Friday, 20 May 2011

What happens when they stop?

The internet is a polluted place. Human tendency favours complaint over praise and what is more, anonymity offers both shield and distance for safe amplification of negativity. Long after the youth move on from their obsessions and coalesce into inevitable mediocrity, their garbage will live on. Indeed, the whole of the internet is becoming a vast encyclopedic catalog of irretractable over-reaction, thesaurus abuse and mixed metaphors. What interests me is how this figures with regard to metal heads. Metal heads are as opinionated as wine lovers, those who appreciate and debate Shakespeare and muscle car fanatics. Metal head opinions, like the music itself, tend to be extreme and the more marginal the head the more ferocious the voice.

None of this in itself is particularly problematic (as far as status quo goes, however, from other angles entirely, it is a mode of expression by which I cannot abide), but what is becoming apparent to this aging metal head is that the flattening of the literary landscape brought about by myriad discussion boards and their successors, social networking, has resulted in a deconstruction of review as a literary mode and subsequent reconstruction as published opinion. In other words, the whole of the searchable internet is an equal mix of syndicated writers and hobbyists balanced by fans (some of which might fall into the former category) and semi-literate children. Guess which is the majority.
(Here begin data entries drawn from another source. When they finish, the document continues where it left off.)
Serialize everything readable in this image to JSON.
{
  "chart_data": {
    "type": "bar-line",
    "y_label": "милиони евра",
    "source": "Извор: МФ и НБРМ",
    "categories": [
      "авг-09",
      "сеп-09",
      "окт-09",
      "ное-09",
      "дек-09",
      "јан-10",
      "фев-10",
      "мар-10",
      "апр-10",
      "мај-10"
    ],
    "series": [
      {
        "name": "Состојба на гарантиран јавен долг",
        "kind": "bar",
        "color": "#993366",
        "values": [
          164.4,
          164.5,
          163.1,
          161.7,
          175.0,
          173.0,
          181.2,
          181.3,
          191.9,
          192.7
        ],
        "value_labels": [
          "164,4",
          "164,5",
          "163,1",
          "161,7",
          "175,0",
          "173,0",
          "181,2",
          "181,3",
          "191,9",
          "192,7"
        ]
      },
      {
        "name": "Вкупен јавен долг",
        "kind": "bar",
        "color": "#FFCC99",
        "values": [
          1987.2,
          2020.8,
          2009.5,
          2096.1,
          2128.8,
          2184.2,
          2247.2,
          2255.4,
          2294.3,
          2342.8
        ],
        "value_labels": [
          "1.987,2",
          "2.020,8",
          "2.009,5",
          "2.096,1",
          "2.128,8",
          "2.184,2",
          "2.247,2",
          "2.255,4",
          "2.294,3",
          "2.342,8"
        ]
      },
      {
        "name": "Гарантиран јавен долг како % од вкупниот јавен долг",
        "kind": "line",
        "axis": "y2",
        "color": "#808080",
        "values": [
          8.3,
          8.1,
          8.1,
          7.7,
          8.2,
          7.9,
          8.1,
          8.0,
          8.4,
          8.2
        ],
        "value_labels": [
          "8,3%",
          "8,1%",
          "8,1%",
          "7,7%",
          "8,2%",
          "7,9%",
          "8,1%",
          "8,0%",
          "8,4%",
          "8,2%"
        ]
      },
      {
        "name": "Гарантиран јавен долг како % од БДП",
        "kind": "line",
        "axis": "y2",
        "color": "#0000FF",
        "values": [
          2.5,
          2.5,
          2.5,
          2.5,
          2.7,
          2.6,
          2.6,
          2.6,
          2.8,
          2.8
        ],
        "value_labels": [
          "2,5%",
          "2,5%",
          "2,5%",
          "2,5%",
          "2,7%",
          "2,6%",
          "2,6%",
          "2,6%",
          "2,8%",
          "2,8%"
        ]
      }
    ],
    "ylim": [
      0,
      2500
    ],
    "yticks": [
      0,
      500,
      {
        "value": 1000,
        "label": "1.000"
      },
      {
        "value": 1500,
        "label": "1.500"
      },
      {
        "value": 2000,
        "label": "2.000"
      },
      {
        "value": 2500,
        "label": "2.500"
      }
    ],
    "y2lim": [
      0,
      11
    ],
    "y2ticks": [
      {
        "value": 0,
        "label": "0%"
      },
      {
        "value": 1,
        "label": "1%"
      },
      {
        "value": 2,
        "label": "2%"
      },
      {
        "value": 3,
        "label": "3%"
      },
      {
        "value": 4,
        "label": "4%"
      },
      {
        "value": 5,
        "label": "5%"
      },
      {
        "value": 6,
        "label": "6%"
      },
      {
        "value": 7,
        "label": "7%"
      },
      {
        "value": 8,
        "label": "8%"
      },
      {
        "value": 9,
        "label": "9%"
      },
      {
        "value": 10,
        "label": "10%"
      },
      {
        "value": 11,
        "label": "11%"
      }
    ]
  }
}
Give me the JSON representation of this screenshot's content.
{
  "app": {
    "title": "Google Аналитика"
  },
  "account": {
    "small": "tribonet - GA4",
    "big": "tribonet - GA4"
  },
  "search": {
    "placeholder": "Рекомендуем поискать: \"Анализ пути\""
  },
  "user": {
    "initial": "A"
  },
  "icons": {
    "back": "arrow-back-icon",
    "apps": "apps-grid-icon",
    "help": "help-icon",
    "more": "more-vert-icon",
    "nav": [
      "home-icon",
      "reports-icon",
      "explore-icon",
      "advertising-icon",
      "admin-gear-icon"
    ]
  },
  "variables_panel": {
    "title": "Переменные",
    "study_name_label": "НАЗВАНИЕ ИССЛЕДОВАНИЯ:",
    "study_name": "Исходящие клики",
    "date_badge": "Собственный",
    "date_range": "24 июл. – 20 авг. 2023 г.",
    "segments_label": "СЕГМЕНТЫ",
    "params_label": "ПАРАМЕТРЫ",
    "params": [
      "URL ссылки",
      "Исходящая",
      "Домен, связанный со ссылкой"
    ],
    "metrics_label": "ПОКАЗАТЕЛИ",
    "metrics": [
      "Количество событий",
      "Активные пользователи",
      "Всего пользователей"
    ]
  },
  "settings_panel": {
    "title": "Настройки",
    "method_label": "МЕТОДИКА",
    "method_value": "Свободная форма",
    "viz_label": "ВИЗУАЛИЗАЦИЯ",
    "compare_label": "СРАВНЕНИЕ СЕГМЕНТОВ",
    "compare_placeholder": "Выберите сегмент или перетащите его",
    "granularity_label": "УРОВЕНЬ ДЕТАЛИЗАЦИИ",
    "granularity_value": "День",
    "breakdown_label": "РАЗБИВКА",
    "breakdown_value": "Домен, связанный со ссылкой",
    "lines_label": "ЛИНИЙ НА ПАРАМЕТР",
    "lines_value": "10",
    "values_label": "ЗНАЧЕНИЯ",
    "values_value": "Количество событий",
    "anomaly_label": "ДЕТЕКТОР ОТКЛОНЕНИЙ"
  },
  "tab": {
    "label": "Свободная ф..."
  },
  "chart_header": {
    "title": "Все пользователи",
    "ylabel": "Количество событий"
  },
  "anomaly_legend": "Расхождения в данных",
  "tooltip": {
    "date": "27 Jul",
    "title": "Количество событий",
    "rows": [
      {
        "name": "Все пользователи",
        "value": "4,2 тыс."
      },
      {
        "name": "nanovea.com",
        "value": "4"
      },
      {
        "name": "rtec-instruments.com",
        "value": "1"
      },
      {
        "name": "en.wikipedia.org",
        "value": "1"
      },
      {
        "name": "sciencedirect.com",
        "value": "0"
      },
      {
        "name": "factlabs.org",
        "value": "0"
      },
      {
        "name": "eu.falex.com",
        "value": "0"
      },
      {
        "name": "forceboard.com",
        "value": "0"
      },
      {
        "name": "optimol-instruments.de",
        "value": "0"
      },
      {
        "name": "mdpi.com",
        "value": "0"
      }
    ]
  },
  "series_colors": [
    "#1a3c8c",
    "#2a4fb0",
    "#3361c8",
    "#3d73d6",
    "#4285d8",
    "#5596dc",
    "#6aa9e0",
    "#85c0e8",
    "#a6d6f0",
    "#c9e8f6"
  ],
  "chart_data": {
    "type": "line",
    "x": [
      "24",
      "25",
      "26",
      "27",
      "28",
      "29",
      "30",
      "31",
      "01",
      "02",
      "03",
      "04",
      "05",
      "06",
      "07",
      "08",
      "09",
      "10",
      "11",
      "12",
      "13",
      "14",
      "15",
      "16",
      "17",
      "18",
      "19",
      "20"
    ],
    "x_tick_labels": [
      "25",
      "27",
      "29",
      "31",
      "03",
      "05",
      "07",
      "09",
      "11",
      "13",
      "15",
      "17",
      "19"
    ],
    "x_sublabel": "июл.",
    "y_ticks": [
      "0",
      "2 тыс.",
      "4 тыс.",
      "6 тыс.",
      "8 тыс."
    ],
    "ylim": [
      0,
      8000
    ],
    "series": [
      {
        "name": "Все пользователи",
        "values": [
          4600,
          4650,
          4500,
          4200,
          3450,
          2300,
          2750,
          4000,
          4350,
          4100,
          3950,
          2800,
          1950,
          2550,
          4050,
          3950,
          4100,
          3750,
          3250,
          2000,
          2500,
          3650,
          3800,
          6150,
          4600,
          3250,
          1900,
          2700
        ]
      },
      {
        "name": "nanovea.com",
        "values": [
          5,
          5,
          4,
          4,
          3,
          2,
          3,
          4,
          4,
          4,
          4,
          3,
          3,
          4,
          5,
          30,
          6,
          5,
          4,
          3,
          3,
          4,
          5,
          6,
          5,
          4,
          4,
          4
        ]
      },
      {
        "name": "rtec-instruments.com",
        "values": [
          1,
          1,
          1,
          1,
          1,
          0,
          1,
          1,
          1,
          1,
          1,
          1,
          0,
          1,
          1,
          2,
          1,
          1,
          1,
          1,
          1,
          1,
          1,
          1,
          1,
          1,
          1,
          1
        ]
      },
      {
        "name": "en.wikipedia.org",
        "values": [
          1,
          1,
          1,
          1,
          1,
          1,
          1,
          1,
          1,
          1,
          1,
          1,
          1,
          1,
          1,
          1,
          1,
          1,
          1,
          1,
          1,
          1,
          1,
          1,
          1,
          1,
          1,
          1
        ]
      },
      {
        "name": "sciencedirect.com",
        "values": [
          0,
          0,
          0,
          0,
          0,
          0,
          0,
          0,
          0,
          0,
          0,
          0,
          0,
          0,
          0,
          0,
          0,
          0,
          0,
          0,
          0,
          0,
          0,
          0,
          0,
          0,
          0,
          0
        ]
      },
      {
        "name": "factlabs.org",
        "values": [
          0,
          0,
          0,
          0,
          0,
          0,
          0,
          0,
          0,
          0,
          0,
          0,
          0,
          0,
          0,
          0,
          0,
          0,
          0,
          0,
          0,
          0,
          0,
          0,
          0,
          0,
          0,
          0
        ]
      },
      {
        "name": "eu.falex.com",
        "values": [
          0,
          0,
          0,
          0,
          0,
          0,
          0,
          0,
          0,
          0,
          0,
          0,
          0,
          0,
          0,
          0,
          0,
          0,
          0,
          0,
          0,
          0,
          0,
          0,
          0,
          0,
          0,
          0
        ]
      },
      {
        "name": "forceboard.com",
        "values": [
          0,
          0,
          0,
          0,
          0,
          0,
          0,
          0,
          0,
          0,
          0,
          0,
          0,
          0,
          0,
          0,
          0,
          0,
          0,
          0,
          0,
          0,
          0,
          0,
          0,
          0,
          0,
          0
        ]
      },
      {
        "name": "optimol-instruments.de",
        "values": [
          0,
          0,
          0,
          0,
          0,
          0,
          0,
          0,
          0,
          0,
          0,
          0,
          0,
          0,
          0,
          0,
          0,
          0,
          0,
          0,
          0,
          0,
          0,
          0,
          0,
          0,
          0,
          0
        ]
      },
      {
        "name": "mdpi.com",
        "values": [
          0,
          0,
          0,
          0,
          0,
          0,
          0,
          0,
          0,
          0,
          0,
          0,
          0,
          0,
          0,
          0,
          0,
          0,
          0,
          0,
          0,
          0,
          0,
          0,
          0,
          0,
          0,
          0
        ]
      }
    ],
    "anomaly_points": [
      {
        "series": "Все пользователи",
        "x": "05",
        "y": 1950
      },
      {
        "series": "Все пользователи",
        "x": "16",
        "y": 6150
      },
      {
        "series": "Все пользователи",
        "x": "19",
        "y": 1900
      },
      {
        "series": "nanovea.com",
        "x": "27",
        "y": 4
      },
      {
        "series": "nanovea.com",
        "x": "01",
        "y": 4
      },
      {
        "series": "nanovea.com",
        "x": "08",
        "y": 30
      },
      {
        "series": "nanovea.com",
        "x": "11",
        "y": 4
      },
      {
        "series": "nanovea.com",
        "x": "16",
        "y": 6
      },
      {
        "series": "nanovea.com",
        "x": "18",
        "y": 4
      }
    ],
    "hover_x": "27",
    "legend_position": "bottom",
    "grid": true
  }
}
As an isolated metal head, the internet is my main source of information. Add to this that my love of metal is tempered by my love of reading and the result is confusion. There are entire sites, simply massive in their scope, such as Metal Archives which catalog, review and provide a wealth of information on metal from all over the world. A search of the Archives band database often yields three or more bands of the same name, signed and unsigned, even from within the same country. However, it is once you navigate into the review section that vexation begins. Essentially hyper-wordy, over descriptive, superlative obese likes or hates. Reviewers (and the term is used loosely here) seek to balance an albums score out of a hundred by posting overly inflated or almost zero scores. The most recent reviews are at the top of a page and sometimes the number of reviews is overwhelming. That said, after three or more high school level writing assignments any motivation one had at the start to devour and digest this apparent feast of information gives way to that sickening feeling not unlike when you eat too many corn chips.

This little essay comes with a caveat: it is the result of numerous negative and indifferent reviews circling like undead cyborg sharks around Pestilences new album Doctrine. If the reviewers were to have their writing assessed according to the criteria they themselves set, perhaps they might be a little more reluctant to dole out the tough love. As much as I would like to do so, fair critique of unpolished and vitriolic writing is outside of the time and interest I have on any given day.

So, when they lose interest, when they relegate metal to a phase, or to adolescence, their detritus will live on. What makes this debris more significant than its competitors is that its subject, metal, is marginal. Step into a time machine and search for metal and the results page will look not unlike it does today: quoting and re-quoting, trackbacks and a few fan pages echoing for years Now if only someone could have written something about it.